The Mail is selling the dream of European life it helped eliminate, to readers trapped in the post-Brexit reality it championed.
The Daily Mail has been at it again, selling readers a dream life abroad – this time to Cyprus.
“British family moved to Cyprus after getting fed up of dreary UK life – and now enjoy life on ONE parent’s salary only,” boasted a recent headline, promoting the story of a couple from Middlesbrough who moved abroad with their two young children.
The article applauds the family’s newfound happiness, freedom from 60-hour workweeks, and the dramatic drop in living costs, from council tax to heating bills.
“They now live on just one salary,” the piece declares, “and ditched their £400-a-month heating and council tax bills.” Within weeks, the family was “instantly happier,” it adds, celebrating the ease of life and affordability in Cyprus.

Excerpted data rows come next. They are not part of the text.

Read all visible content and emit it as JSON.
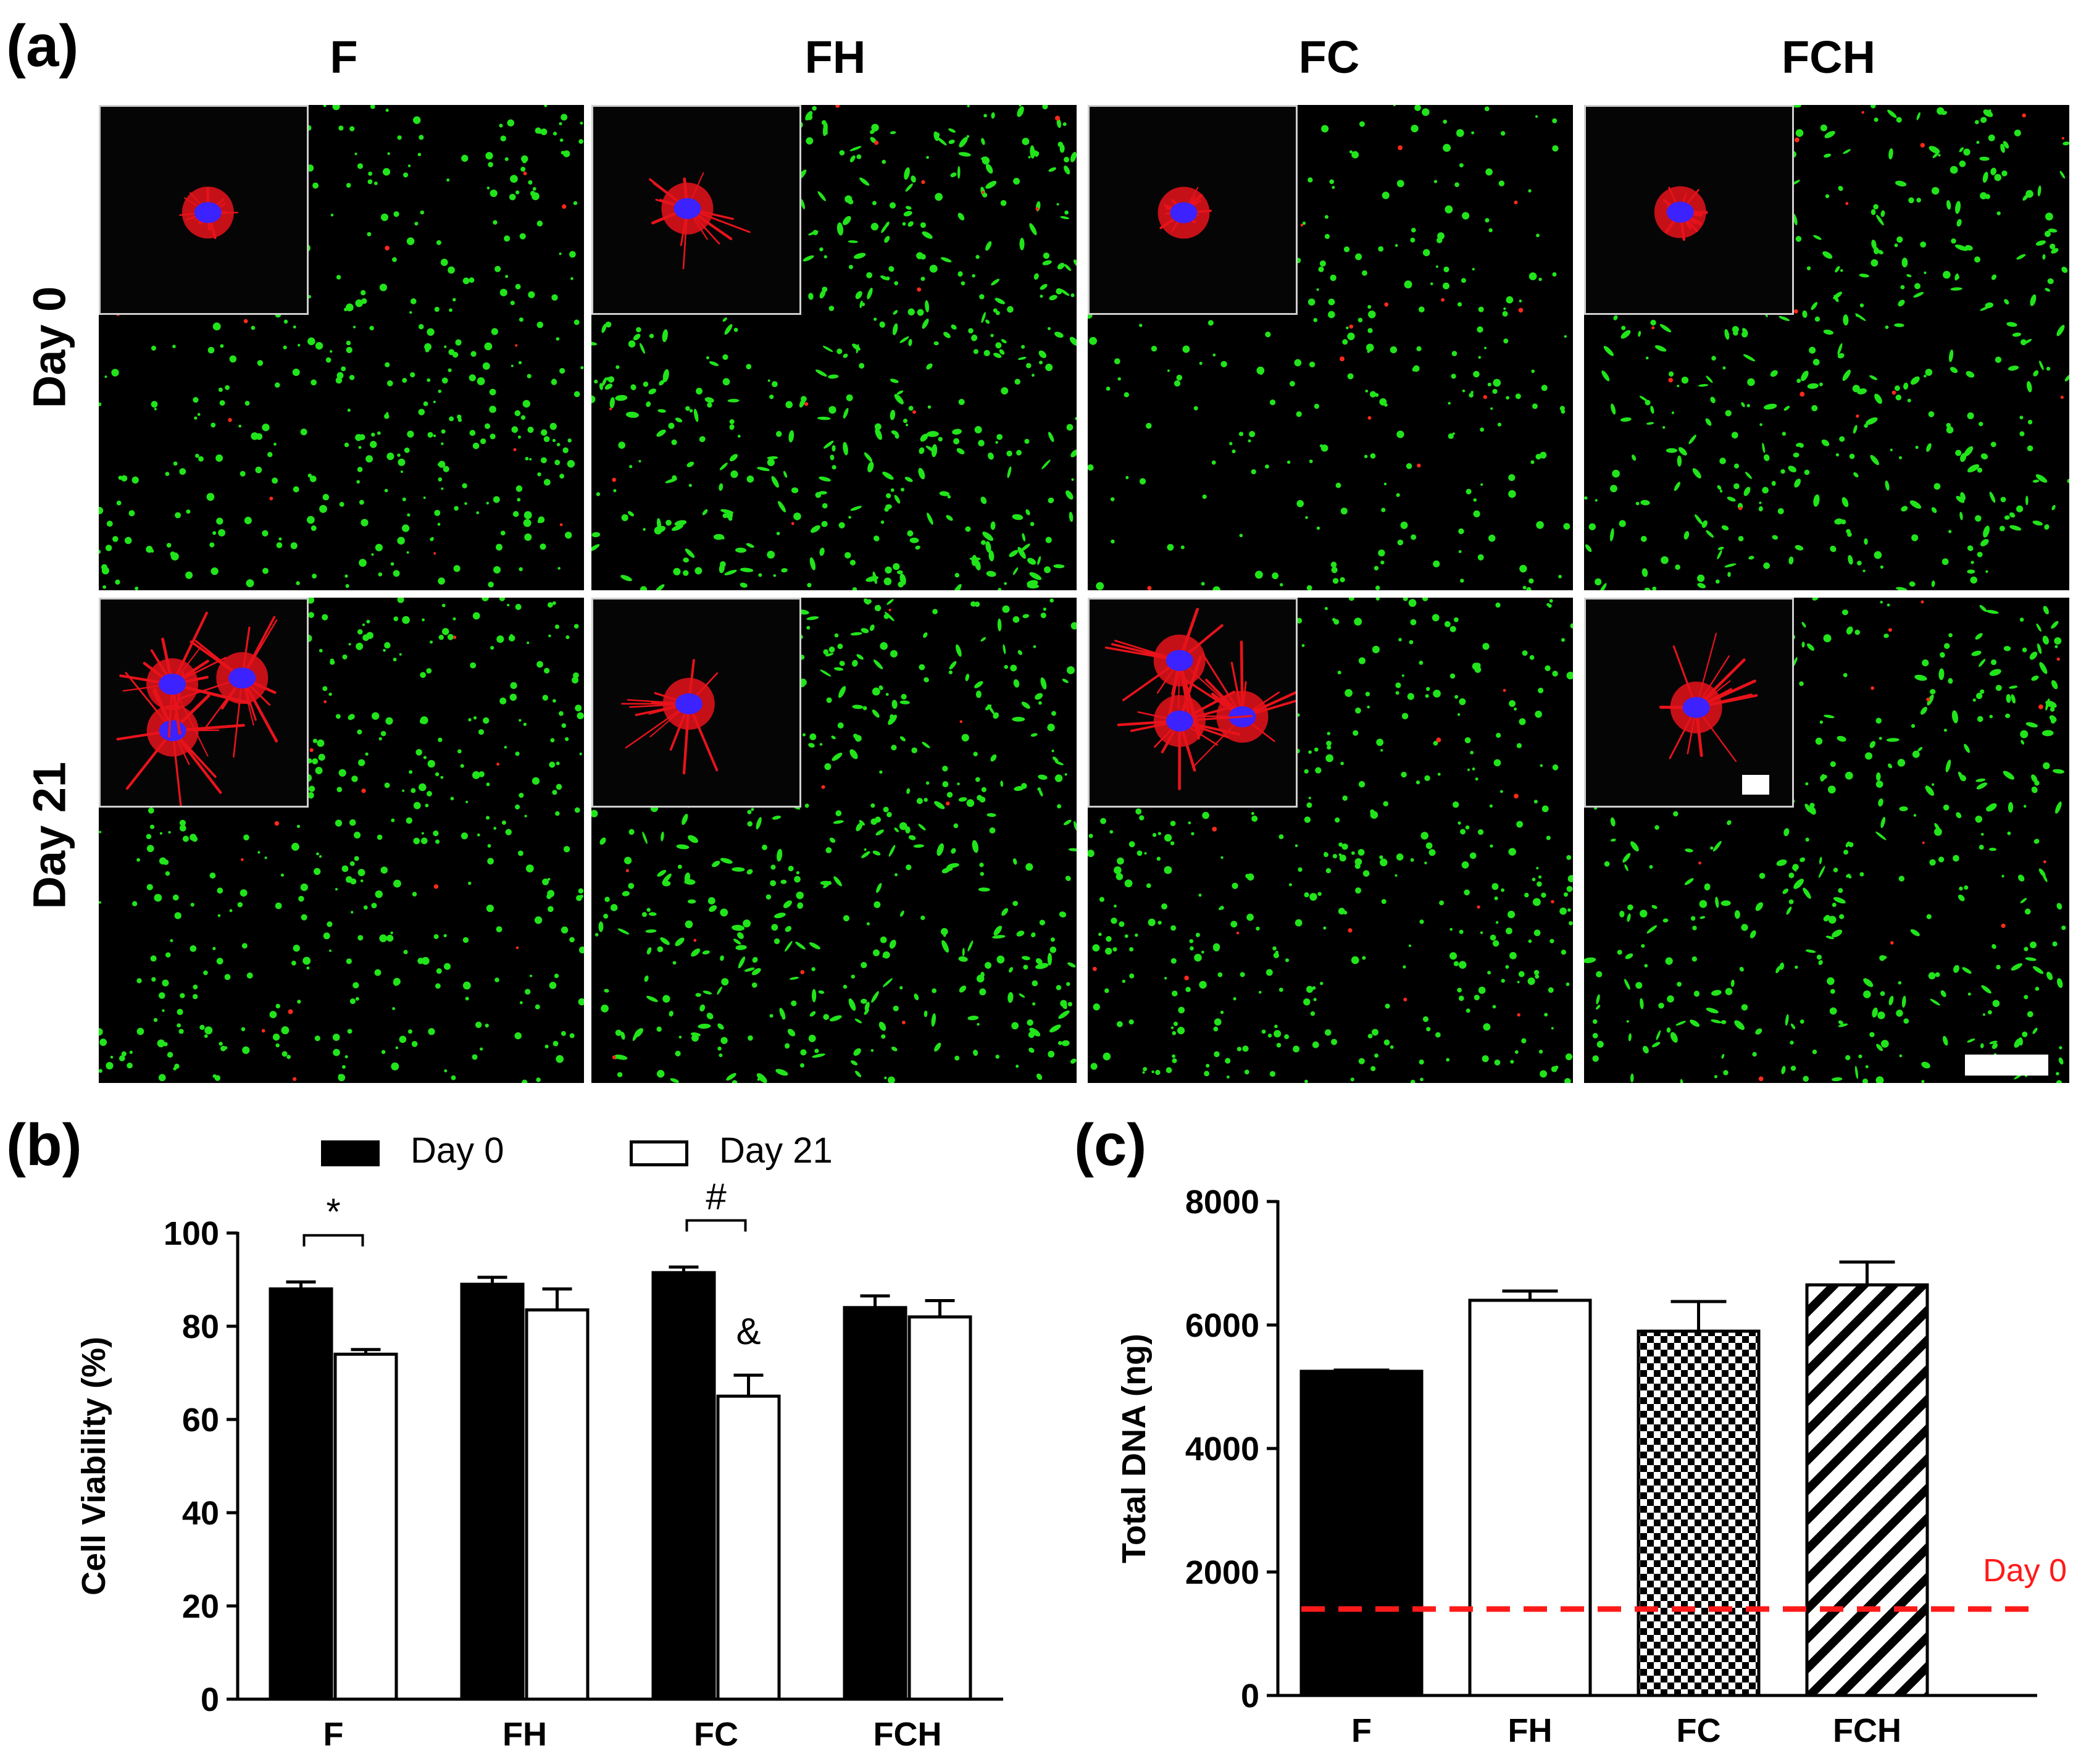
{
  "panel_a": {
    "letter": "(a)",
    "columns": [
      "F",
      "FH",
      "FC",
      "FCH"
    ],
    "rows": [
      "Day 0",
      "Day 21"
    ]
  },
  "panel_b": {
    "letter": "(b)",
    "legend": [
      "Day 0",
      "Day 21"
    ]
  },
  "panel_c": {
    "letter": "(c)"
  },
  "colors": {
    "live_cells": "#22e41b",
    "dead_cells": "#ff2a1a",
    "actin": "#e8131b",
    "nuclei": "#3b22ff",
    "reference_line": "#ff1a1a"
  },
  "chart_data": [
    {
      "id": "b",
      "type": "bar",
      "categories": [
        "F",
        "FH",
        "FC",
        "FCH"
      ],
      "series": [
        {
          "name": "Day 0",
          "values": [
            88,
            89,
            91.5,
            84
          ],
          "errors": [
            1.5,
            1.5,
            1.2,
            2.5
          ],
          "fill": "#000000"
        },
        {
          "name": "Day 21",
          "values": [
            74,
            83.5,
            65,
            82
          ],
          "errors": [
            1,
            4.5,
            4.5,
            3.5
          ],
          "fill": "#ffffff"
        }
      ],
      "ylabel": "Cell Viability (%)",
      "ylim": [
        0,
        100
      ],
      "yticks": [
        0,
        20,
        40,
        60,
        80,
        100
      ],
      "annotations": [
        {
          "text": "*",
          "category": "F",
          "type": "bracket"
        },
        {
          "text": "#",
          "category": "FC",
          "type": "bracket"
        },
        {
          "text": "&",
          "category": "FC",
          "series": "Day 21"
        }
      ],
      "legend_position": "top"
    },
    {
      "id": "c",
      "type": "bar",
      "categories": [
        "F",
        "FH",
        "FC",
        "FCH"
      ],
      "values": [
        5250,
        6400,
        5900,
        6650
      ],
      "errors": [
        20,
        150,
        480,
        370
      ],
      "patterns": [
        "solid",
        "open",
        "checker",
        "diagonal"
      ],
      "ylabel": "Total DNA (ng)",
      "ylim": [
        0,
        8000
      ],
      "yticks": [
        0,
        2000,
        4000,
        6000,
        8000
      ],
      "reference_line": {
        "value": 1400,
        "label": "Day 0"
      }
    }
  ]
}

“They love it so much they can never see a move back to the UK for themselves.”
The same Daily Mail that is now celebrating the virtues of life in Cyprus played a pivotal role in campaigning for Brexit, a decision that removed the automatic right for Britons to live and work in EU countries like Cyprus without lengthy bureaucracy.
During the initial months of the EU referendum campaign following David Cameron’s post-summit Cabinet meeting on 20 February 2016, research shows that of 928 referendum-related articles in UK newspapers, the Mail published more pro-Leave articles than any other paper.
Critics were quick to point out the irony.
“What a shame,” posted Sheffield for Europe. “If that rag had not promoted Brexit, the Moores [family that moved to Cyprus] would have had automatic rights to live and work in Cyprus enjoying their rights of freedom of movement.”
“Escaping the dreary life of post-Brexit UK,” was another response.
Don’t forget, this is the newspaper, which in November 2016, ran a front page that called the supreme court judges Enemies of the People who had “declared war on democracy” prompted 1,600 complaints to the press regulator IPSO, and international condemnation. Not least because the phrase was more typically associated with murderous revolutionary leaders in both Soviet Russia and France, as well as dictatorships ever since.
IPSO ultimately took no action, citing the press’s right to editorialise and campaign.
Now, the Mail is selling the dream of European life it helped eliminate to readers trapped in the post-Brexit reality it championed.